研究課題/領域番号 |
20K15238
|
研究機関 | 国立研究開発法人理化学研究所 |
研究代表者 |
奥村 拓馬 国立研究開発法人理化学研究所, 開拓研究本部, 特別研究員 (70855030)
|
研究期間 (年度) |
2020-04-01 – 2023-03-31
|
キーワード | 超伝導検出器 / 中性分子検出器 / イオン蓄積リング / 負イオン |
研究実績の概要 |
本研究の目的は、理研で開発した極低温静電型イオン蓄積リングRICEと超伝導転移端マイクロカロリメータ(TES)を組み合わせて汎用的な中性分子検出システムを開発し、それを用いて宇宙環境下における負イオンの光化学反応の直接観測を行うことである。高分解能X線検出器として開発されているTESを中性分子の検出器として利用するのは世界で初の試みであり、検出システムの開発が本研究で最も重要なステップである。本年度は検出システム開発のため、前年度導入した新たな装置の性能テストを行った。 TESは金属が超伝導転移する際の電気抵抗の変化を利用する検出器であり、動作させるためには本体を100 mK以下の極低温に維持する必要がある。X線検出器として使用する際には、検出器前面にアルミニウムの窓を設け、周囲からの熱輻射による赤外線が検出器本体に侵入することを防いでいる。しかしながら、中性分子検出の際はこの窓を取り除く必要があり、検出器本体への熱輻射の流入を防ぐ別の手段が必要である。周囲からの輻射を防ぎながらTESとRICEを接続するため、GM冷凍機と輻射シールドを備えた接続チャンバーを前年度導入した。本年度は接続チャンバーを様々な条件で運転し、TESへどの程度の熱流入があるのか、熱輻射のシミュレーションを併用しながら試験を行った。その結果、赤外線遮蔽用に金属メッシュを何枚か導入することで、窓なしの条件で検出器が存在するステージの温度を100 mK以下まで冷却し、検出器本体を超伝導転移させることに成功した。
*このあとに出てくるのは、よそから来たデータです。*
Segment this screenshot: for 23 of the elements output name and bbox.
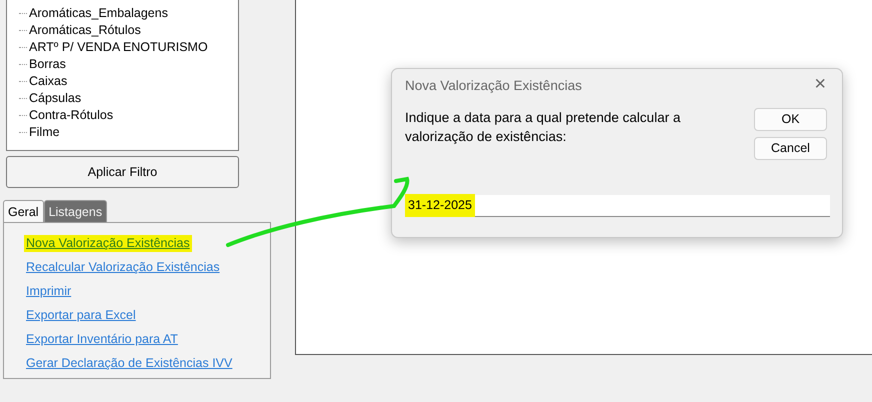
tree-item[interactable]: ARTº P/ VENDA ENOTURISMO	[29, 38, 208, 57]
link[interactable]: Recalcular Valorização Existências	[24, 259, 222, 276]
tree-item[interactable]: Caixas	[29, 72, 68, 91]
close-button[interactable]: ×	[808, 72, 832, 96]
tree-item[interactable]: Filme	[29, 123, 60, 142]
link[interactable]: Gerar Declaração de Existências IVV	[24, 355, 234, 372]
date-field[interactable]: 31-12-2025	[405, 195, 830, 218]
tree-item[interactable]: Contra-Rótulos	[29, 106, 114, 125]
dialog-title: Nova Valorização Existências	[405, 77, 582, 95]
link[interactable]: Exportar Inventário para AT	[24, 331, 180, 348]
link[interactable]: Nova Valorização Existências	[24, 235, 192, 252]
tree-item[interactable]: Cápsulas	[29, 89, 82, 108]
tree-item[interactable]: Aromáticas_Rótulos	[29, 21, 141, 40]
link[interactable]: Imprimir	[24, 283, 74, 300]
apply-filter-button[interactable]: Aplicar Filtro	[6, 156, 239, 188]
tree-item[interactable]: Borras	[29, 55, 66, 74]
tab[interactable]: Geral	[3, 200, 44, 222]
dialog-button[interactable]: Cancel	[754, 137, 827, 160]
dialog-button[interactable]: OK	[754, 108, 827, 132]
link[interactable]: Exportar para Excel	[24, 307, 138, 324]
tab[interactable]: Listagens	[44, 200, 108, 222]
dialog-message: Indique a data para a qual pretende calcular a valorização de existências:	[405, 109, 682, 146]
tree-item[interactable]: Aromáticas_Embalagens	[29, 4, 168, 23]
ただし、今の条件のままでは金属メッシュにより検出器に到達可能な中性分子の数も大きく減少してしまうので、現在、熱輻射のみを効率的に遮蔽する方法を熱シミュレーションにより探索している。
|
現在までの達成度 (区分) |
現在までの達成度 (区分)
2: おおむね順調に進展している
理由
本年度は、RICEとTESを接続するための接続チャンバーの性能テストを行った。接続チャンバー設計時に考慮していなかった①RICE周囲の300Kの金属壁面からの輻射が反射を通じてTESに流入、②接続チャンバーとTESを設置したチャンバーとの間の接続部からの熱流入が無視できないほど大きい、などの予想外の熱源により当初の予定より冷却テストに時間がかかったが、最終的には検出器を超伝導転移させることに成功し、おおむね予定通りである。
|
今後の研究の推進方策 |
当初の計画通り、本年度開発した中性分子検出システムに実際に中性分子を導入し、検出器の動作テストを行う予定である。現在RICEを別の実験で使用しているので、まずRICEとは繋がずに、TESと接続チャンバーのみから構成されるシステムで中性分子検出のテストを行う。イオン源から生成した負イオンのビームを残留ガスと衝突させ、その結果生じた中性分子を本研究で開発した中性分子検出システムに導入する。イオンビームのエネルギーを掃引しながら中性分子を検出し、TES信号のパルス波高の変化から中性分子検出システムの質量分解能を見積もる。また本年度の性能テストの結果を踏まえ、中性分子検出システムの検出効率を向上させるために、輻射による赤外線のみを効果的に遮蔽する方法を開発する予定である。
|
次年度使用額が生じた理由 |
当初の計画では、接続チャンバーの性能テストの結果を踏まえて、本年度に更なる改造を行う予定であった。しかしながら、本年度の性能テストの結果、開発時のシミュレーションでは想定していなかった熱源が存在することが明らかになり、この熱源を特定するのに当初の予定よりも時間がかかったため、本年度中に改造を行うことができなかった。検出器自体は現状のセットアップでもオペレーション可能な状態にあるが、更なる検出効率の向上ため、現在接続チャンバーの改造案をまとめている。次年度には本年度見送った改造を行う予定である。